At Christmas, I wrote to write about families for the people who cannot accept such romantic notions of them, especially during the holidays, where the pain of family can be searing. In the Corporate Nation, we are spoon fed the idea of the happy, perfect and accepting family gather at Christmas.
I am happy that this is true for so many people, but also know that it is not true for so many people, and many need relief from that stereotype, which makes many feel inadequate or worse. I call it the Unattainable Family, the marketed family, the Disney Family. Real life is not a marketing idea.
This is a joyous time of year for many people, and a painful time of year for many people. Maria and I have struggled with the promise and reality of family all of our lives, and this struggle is never more clearly revealed than during the holidays, a time for families to gather, and a time for some of great difficulty.
I believe family is a complicated issue that can never fully be resolved or understand. We can’t really discharge our families, but we can and do replace them. We can also, if we have to, leave them behind and go off on our own to heal and find real connection. When family works, it is a beautiful thing.
When it doesn’t work, it can be a nightmare. The holidays seem to bring on the nightmare for some people.
I think the real problem is a question of expectations. The Disney idea of Christmas is perhaps the dominant one, the idea of the perfect, peaceful, loving and wholesome family, portrayed again and again during the holidays eating, talking, sitting in a beautiful living room.
My family portrait in the holidays would be quite different, a gathering of angry and hurt people, often tearing one another to pieces. It seemed that nobody who was there wished to be there, and nobody ever seemed to grasp that they didn’t really have to be there.
I became one of those people. I left my family behind, except for one member of it, and resolved to protect my new family from what I believed to be a contagion. I left my family behind, I could not be with them. It is not something I could or would ever recommend to another person, these things are personal, but I often think of the depressed and troubled people who tell me they dread family gatherings and wish they never had to go to one.
I don’t tell them what I am thinking. They don’t have to go. I know a lot of people who break away, and they live and survive, even thrive. That’s the thing about taboos, they exist to be broken. But that is not something for me to tell other people, one has to come to it internally, on their own.
For people with troubled families, people like me and Maria, the holidays can be a raw wound. I can’t speak for her but for me it is a reminder of my broken family, and of the pain and sorrow we caused one another. Family casts a shadow over the holidays, and it sometimes darken the skies.
I believe that in the real world, I don’t have to go anywhere, and if I do, it is not family I would turn to, there are other people in my life – my new family, I guess – who would happily me in, and not because they have to, but because they want to.

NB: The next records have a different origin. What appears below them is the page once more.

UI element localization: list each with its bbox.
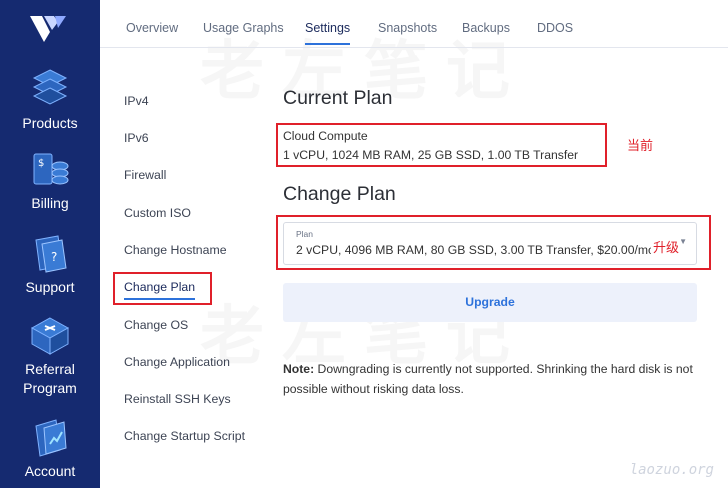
sidebar-item-label: Products bbox=[22, 115, 78, 131]
sidebar-item-account[interactable]: Account bbox=[0, 418, 100, 481]
note-text: Note: Downgrading is currently not suppo… bbox=[283, 360, 703, 399]
svg-text:?: ? bbox=[51, 250, 57, 264]
sidebar-item-label: Referral Program bbox=[23, 361, 77, 396]
highlight-box bbox=[276, 123, 607, 167]
annotation-current: 当前 bbox=[627, 139, 654, 154]
account-icon bbox=[35, 419, 67, 457]
tab-usage-graphs[interactable]: Usage Graphs bbox=[203, 21, 284, 35]
submenu-item-change-os[interactable]: Change OS bbox=[124, 318, 188, 332]
support-icon: ? bbox=[35, 235, 67, 273]
products-icon bbox=[32, 69, 68, 105]
sidebar-item-support[interactable]: ? Support bbox=[0, 234, 100, 297]
tab-bar: Overview Usage Graphs Settings Snapshots… bbox=[100, 0, 728, 48]
submenu-item-change-application[interactable]: Change Application bbox=[124, 355, 230, 369]
svg-text:$: $ bbox=[38, 158, 44, 169]
highlight-box bbox=[276, 215, 711, 270]
submenu-item-reinstall-ssh-keys[interactable]: Reinstall SSH Keys bbox=[124, 392, 231, 406]
sidebar-item-label: Billing bbox=[31, 195, 69, 211]
tab-settings[interactable]: Settings bbox=[305, 21, 351, 45]
upgrade-button[interactable]: Upgrade bbox=[283, 283, 697, 322]
change-plan-heading: Change Plan bbox=[283, 183, 396, 205]
vultr-logo-icon[interactable] bbox=[28, 12, 68, 48]
highlight-box bbox=[113, 272, 212, 305]
submenu-item-custom-iso[interactable]: Custom ISO bbox=[124, 206, 191, 220]
submenu-item-firewall[interactable]: Firewall bbox=[124, 168, 166, 182]
sidebar-item-products[interactable]: Products bbox=[0, 66, 100, 133]
annotation-upgrade: 升级 bbox=[651, 237, 682, 256]
note-prefix: Note: bbox=[283, 362, 315, 376]
sidebar: Products $ Billing ? Support Referral Pr… bbox=[0, 0, 100, 488]
submenu-item-change-startup-script[interactable]: Change Startup Script bbox=[124, 429, 245, 443]
tab-snapshots[interactable]: Snapshots bbox=[378, 21, 437, 35]
submenu-item-ipv6[interactable]: IPv6 bbox=[124, 131, 149, 145]
billing-icon: $ bbox=[33, 153, 69, 185]
sidebar-item-referral[interactable]: Referral Program bbox=[0, 316, 100, 398]
sidebar-item-label: Account bbox=[24, 463, 76, 479]
submenu-item-change-hostname[interactable]: Change Hostname bbox=[124, 243, 227, 257]
referral-icon bbox=[30, 317, 70, 355]
sidebar-item-label: Support bbox=[25, 279, 75, 295]
tab-overview[interactable]: Overview bbox=[126, 21, 178, 35]
current-plan-heading: Current Plan bbox=[283, 87, 393, 109]
sidebar-item-billing[interactable]: $ Billing bbox=[0, 152, 100, 213]
site-watermark: laozuo.org bbox=[629, 462, 714, 478]
submenu-item-ipv4[interactable]: IPv4 bbox=[124, 94, 149, 108]
tab-backups[interactable]: Backups bbox=[462, 21, 510, 35]
tab-ddos[interactable]: DDOS bbox=[537, 21, 573, 35]
note-body: Downgrading is currently not supported. … bbox=[283, 362, 693, 396]
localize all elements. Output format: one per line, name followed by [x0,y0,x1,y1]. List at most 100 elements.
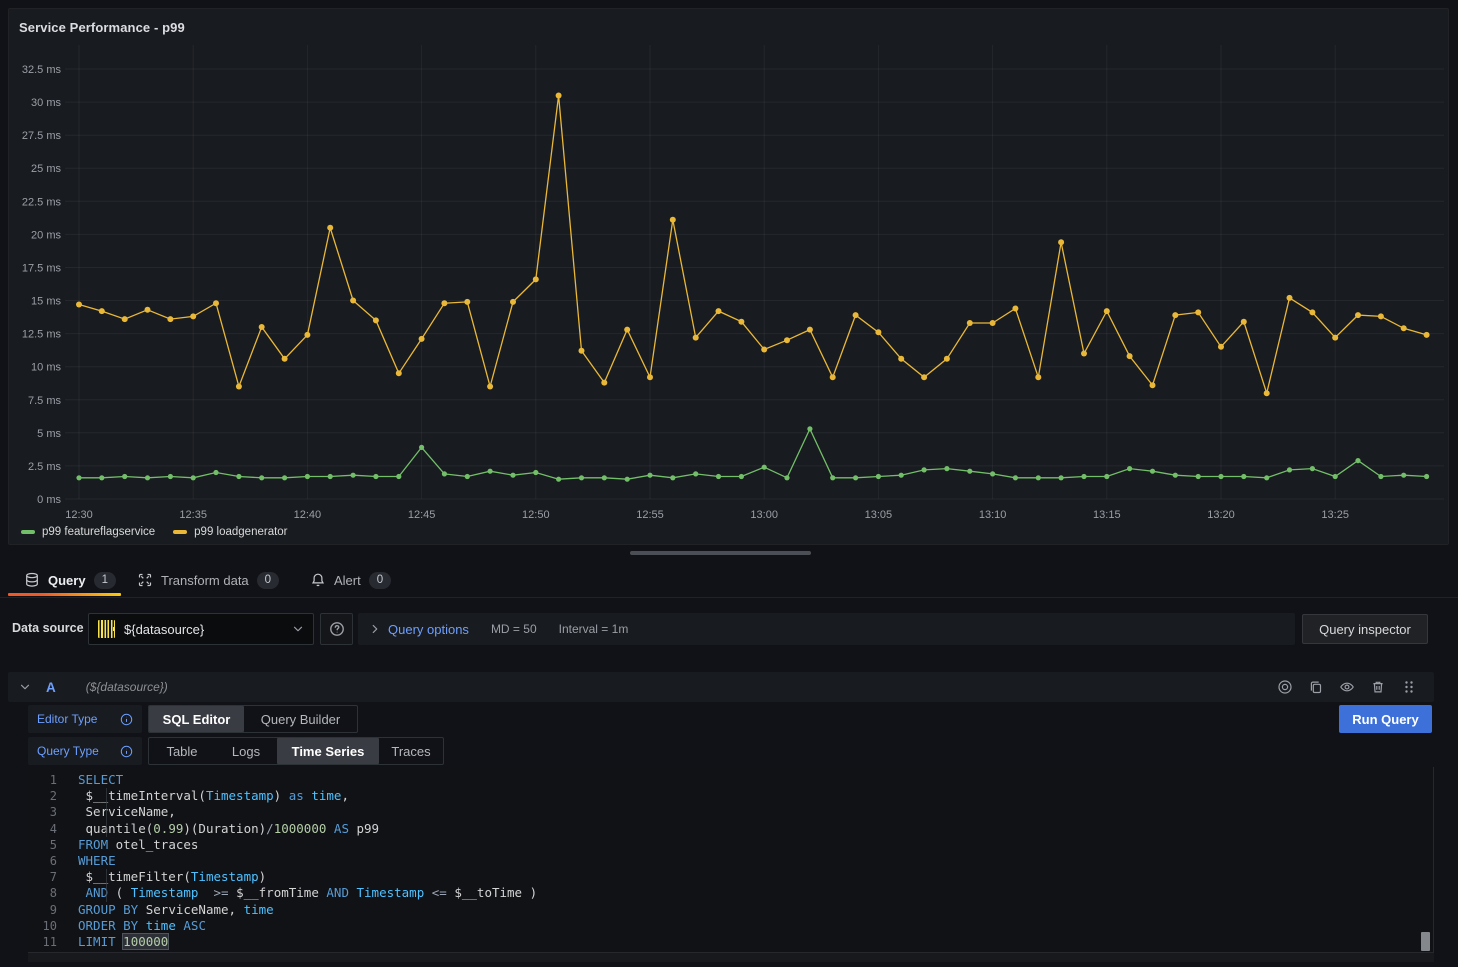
svg-text:32.5 ms: 32.5 ms [22,64,62,76]
line-number: 9 [28,902,78,918]
code-line: 2 $__timeInterval(Timestamp) as time, [28,788,1433,804]
editor-type-sql-editor[interactable]: SQL Editor [149,706,244,732]
code-line: 6WHERE [28,853,1433,869]
code-token: ) [259,869,267,884]
info-icon[interactable] [120,713,133,726]
code-line: 3 ServiceName, [28,804,1433,820]
indent-guide [106,821,107,837]
drag-handle-icon[interactable] [1398,676,1420,698]
help-button[interactable] [320,613,353,645]
tab-bar: Query 1 Transform data 0 Alert 0 [0,563,1458,597]
code-token: Timestamp [191,869,259,884]
svg-text:20 ms: 20 ms [31,229,61,241]
indent-guide [106,788,107,804]
tab-transform-data[interactable]: Transform data 0 [137,563,279,597]
svg-text:17.5 ms: 17.5 ms [22,263,62,275]
query-type-label: Query Type [37,744,120,758]
code-token: SELECT [78,772,123,787]
code-token: <= [432,885,447,900]
code-token: AND [326,885,349,900]
code-token: Timestamp [206,788,274,803]
database-icon [24,572,40,588]
svg-text:13:05: 13:05 [865,509,893,521]
query-type-chip: Query Type [28,737,142,765]
code-token: FROM [78,837,108,852]
panel-service-performance: 0 ms2.5 ms5 ms7.5 ms10 ms12.5 ms15 ms17.… [8,8,1449,545]
code-token: ( [108,885,131,900]
code-token [78,885,86,900]
svg-text:30 ms: 30 ms [31,97,61,109]
code-line: 11LIMIT 100000 [28,934,1433,950]
delete-query-trash-icon[interactable] [1367,676,1389,698]
tab-alert-count: 0 [369,572,391,589]
editor-type-chip: Editor Type [28,705,142,733]
info-icon[interactable] [120,745,133,758]
code-token: , [341,788,349,803]
code-token: 1000000 [274,821,327,836]
query-type-traces[interactable]: Traces [379,738,443,764]
duplicate-query-icon[interactable] [1305,676,1327,698]
line-number: 5 [28,837,78,853]
disable-query-icon[interactable] [1274,676,1296,698]
query-type-table[interactable]: Table [149,738,215,764]
svg-text:7.5 ms: 7.5 ms [28,395,62,407]
code-token: time [311,788,341,803]
horizontal-scrollbar[interactable] [630,551,811,555]
svg-text:12:35: 12:35 [179,509,207,521]
code-token: $__toTime ) [447,885,537,900]
bell-icon [310,572,326,588]
svg-text:15 ms: 15 ms [31,296,61,308]
run-query-button[interactable]: Run Query [1339,705,1432,733]
svg-text:2.5 ms: 2.5 ms [28,461,62,473]
code-editor-footer [28,953,1434,962]
code-token [138,918,146,933]
code-token: $__fromTime [229,885,327,900]
query-type-time-series[interactable]: Time Series [277,738,379,764]
code-line: 9GROUP BY ServiceName, time [28,902,1433,918]
clickhouse-logo-icon [98,620,115,638]
legend-series-label: p99 featureflagservice [42,526,155,538]
tab-alert[interactable]: Alert 0 [310,563,391,597]
code-token: AND [86,885,109,900]
line-number: 1 [28,772,78,788]
line-number: 2 [28,788,78,804]
code-line: 7 $__timeFilter(Timestamp) [28,869,1433,885]
indent-guide [106,869,107,885]
query-ref-id[interactable]: A [46,680,56,695]
code-line: 4 quantile(0.99)(Duration)/1000000 AS p9… [28,821,1433,837]
query-options-md: MD = 50 [491,622,537,636]
code-line: 8 AND ( Timestamp >= $__fromTime AND Tim… [28,885,1433,901]
tab-transform-label: Transform data [161,573,249,588]
indent-guide [106,885,107,901]
code-token: 0.99 [153,821,183,836]
tab-transform-count: 0 [257,572,279,589]
editor-type-query-builder[interactable]: Query Builder [244,706,357,732]
code-token: / [266,821,274,836]
datasource-picker[interactable]: ${datasource} [88,613,314,645]
chevron-down-icon [291,622,305,636]
sql-code-editor[interactable]: 1SELECT2 $__timeInterval(Timestamp) as t… [28,767,1434,953]
svg-text:5 ms: 5 ms [37,428,61,440]
editor-type-label: Editor Type [37,712,120,726]
code-line: 1SELECT [28,772,1433,788]
query-inspector-button[interactable]: Query inspector [1302,614,1428,644]
legend-item[interactable]: p99 loadgenerator [173,526,287,538]
legend-item[interactable]: p99 featureflagservice [21,526,155,538]
code-token [424,885,432,900]
sql-code: 1SELECT2 $__timeInterval(Timestamp) as t… [28,772,1433,950]
query-options-toggle[interactable]: Query options [388,622,469,637]
hide-response-eye-icon[interactable] [1336,676,1358,698]
code-token: as [289,788,304,803]
line-number: 8 [28,885,78,901]
query-type-logs[interactable]: Logs [215,738,277,764]
chevron-right-icon[interactable] [368,622,382,636]
svg-text:12:40: 12:40 [294,509,322,521]
collapse-chevron-icon[interactable] [18,680,32,694]
tab-query-label: Query [48,573,86,588]
code-token: AS [334,821,349,836]
vertical-scrollbar-thumb[interactable] [1421,932,1430,951]
query-row-header[interactable]: A (${datasource}) [8,672,1434,702]
chart-legend: p99 featureflagservice p99 loadgenerator [21,526,288,538]
tab-query[interactable]: Query 1 [24,563,116,597]
code-token: WHERE [78,853,116,868]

Liberty’s foundation is free will, and when we have to do things we don’t wish to do, we are not free. I am truly happy for the people who find the holidays meaningful, loving and restorative, I wish them every bit of happiness. For those who don’t want to go, and dread going, I am thinking of you this weekend. You are not alone.

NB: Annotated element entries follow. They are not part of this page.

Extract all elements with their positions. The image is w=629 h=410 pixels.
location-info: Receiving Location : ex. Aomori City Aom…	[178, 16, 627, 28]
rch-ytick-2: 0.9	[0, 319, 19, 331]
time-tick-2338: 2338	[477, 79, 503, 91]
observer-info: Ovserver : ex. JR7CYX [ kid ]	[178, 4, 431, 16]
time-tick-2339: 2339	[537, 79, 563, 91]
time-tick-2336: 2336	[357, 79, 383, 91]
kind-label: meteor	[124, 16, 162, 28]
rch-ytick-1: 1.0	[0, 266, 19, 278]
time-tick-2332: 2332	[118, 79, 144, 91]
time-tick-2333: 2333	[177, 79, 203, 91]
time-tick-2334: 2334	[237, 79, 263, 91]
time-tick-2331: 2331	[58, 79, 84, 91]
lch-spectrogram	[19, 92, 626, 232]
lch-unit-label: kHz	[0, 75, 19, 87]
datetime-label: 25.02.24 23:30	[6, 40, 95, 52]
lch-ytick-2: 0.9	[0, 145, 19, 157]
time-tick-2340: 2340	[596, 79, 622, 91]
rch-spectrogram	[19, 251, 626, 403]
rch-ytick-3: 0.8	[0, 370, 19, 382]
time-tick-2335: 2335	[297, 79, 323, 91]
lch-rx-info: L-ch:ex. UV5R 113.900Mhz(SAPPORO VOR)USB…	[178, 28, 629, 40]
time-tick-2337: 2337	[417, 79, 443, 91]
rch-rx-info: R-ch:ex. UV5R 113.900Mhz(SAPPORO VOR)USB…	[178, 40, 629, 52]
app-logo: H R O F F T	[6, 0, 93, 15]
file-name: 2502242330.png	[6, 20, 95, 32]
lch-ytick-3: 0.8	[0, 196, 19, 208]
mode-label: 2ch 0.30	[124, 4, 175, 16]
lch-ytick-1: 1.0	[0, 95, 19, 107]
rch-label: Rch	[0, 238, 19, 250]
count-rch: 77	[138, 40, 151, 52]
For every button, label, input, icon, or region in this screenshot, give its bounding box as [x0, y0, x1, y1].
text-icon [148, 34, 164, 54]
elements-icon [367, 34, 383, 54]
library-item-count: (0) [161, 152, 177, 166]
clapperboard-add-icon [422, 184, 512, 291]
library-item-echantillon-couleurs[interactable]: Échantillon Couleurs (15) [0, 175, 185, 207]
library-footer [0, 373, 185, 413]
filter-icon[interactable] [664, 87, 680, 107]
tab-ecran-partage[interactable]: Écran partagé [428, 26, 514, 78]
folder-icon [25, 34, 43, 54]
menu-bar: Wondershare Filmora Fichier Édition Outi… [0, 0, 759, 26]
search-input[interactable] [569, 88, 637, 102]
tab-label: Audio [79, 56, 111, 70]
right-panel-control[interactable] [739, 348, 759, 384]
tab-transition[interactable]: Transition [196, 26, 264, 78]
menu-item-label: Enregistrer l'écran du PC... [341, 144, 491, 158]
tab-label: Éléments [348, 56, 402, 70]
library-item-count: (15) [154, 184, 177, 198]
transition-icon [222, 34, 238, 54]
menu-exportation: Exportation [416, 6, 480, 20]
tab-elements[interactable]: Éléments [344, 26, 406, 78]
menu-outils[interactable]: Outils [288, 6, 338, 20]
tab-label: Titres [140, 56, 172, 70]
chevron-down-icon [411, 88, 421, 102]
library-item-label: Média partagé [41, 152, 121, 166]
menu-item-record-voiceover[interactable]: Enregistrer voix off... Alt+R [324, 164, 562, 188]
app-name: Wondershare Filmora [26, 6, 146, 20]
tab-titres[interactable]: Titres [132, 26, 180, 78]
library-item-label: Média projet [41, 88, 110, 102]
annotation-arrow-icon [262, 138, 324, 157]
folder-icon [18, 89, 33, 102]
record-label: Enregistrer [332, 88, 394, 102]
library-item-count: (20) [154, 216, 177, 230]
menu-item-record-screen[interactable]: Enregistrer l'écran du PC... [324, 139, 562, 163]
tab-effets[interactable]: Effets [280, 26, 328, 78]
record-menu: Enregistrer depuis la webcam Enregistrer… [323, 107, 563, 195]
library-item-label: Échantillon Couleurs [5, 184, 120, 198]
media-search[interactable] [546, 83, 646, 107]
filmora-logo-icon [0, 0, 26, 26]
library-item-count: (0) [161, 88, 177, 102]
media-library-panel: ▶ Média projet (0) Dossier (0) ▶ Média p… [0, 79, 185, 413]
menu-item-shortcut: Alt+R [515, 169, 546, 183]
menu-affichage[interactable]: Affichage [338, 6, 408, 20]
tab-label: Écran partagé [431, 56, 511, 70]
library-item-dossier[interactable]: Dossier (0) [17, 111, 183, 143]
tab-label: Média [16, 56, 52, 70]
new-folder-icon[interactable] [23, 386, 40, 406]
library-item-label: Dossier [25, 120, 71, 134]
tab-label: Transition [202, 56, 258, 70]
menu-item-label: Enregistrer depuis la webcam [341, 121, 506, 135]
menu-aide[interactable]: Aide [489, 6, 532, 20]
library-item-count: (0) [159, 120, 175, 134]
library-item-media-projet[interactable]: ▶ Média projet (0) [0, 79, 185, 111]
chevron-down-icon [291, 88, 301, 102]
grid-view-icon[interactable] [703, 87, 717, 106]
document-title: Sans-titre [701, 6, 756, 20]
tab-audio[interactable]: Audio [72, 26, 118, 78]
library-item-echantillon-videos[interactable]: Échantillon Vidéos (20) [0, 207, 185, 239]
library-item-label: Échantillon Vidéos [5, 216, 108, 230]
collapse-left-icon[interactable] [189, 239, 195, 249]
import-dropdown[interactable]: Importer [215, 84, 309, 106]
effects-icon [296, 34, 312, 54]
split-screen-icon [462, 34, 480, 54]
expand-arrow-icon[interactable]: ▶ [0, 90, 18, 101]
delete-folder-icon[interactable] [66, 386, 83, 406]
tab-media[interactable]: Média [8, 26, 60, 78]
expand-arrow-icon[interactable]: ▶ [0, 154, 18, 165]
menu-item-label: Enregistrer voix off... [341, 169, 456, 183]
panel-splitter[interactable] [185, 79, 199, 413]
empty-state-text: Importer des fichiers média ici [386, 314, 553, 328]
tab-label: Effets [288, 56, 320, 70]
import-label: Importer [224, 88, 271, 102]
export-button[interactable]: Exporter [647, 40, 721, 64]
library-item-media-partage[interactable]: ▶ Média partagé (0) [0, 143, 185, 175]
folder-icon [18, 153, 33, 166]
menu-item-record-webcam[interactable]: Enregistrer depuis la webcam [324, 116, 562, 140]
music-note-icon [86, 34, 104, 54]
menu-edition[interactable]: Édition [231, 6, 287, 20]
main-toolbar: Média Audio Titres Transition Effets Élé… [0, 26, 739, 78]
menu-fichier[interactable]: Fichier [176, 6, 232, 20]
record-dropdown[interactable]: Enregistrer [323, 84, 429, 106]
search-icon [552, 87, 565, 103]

Free will and choice are the things that separate human beings from every other living thing. They are sacred gifts, many believe they are the manifestations and revealed gifts of God. It is a tragedy to throw them away.

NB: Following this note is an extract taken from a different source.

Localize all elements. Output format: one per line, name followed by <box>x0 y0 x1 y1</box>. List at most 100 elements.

Maria and I are learning to make our Christmas and other holidays meaningful and precious to us. They are about love and compassion and freedom and authenticity, about being ourselves and caring for one another. About the freedom to be honest and true. For us, anything else is about obligation, a kind of social slavery. I do envy the happy families this holiday, I often wish I could be one of them. But I also know that I could never go back, only forward.
Home is the place you go to because you wish to go, because it is a safe and loving place. Nobody has to take you in, it means nothing to me if they have no choice.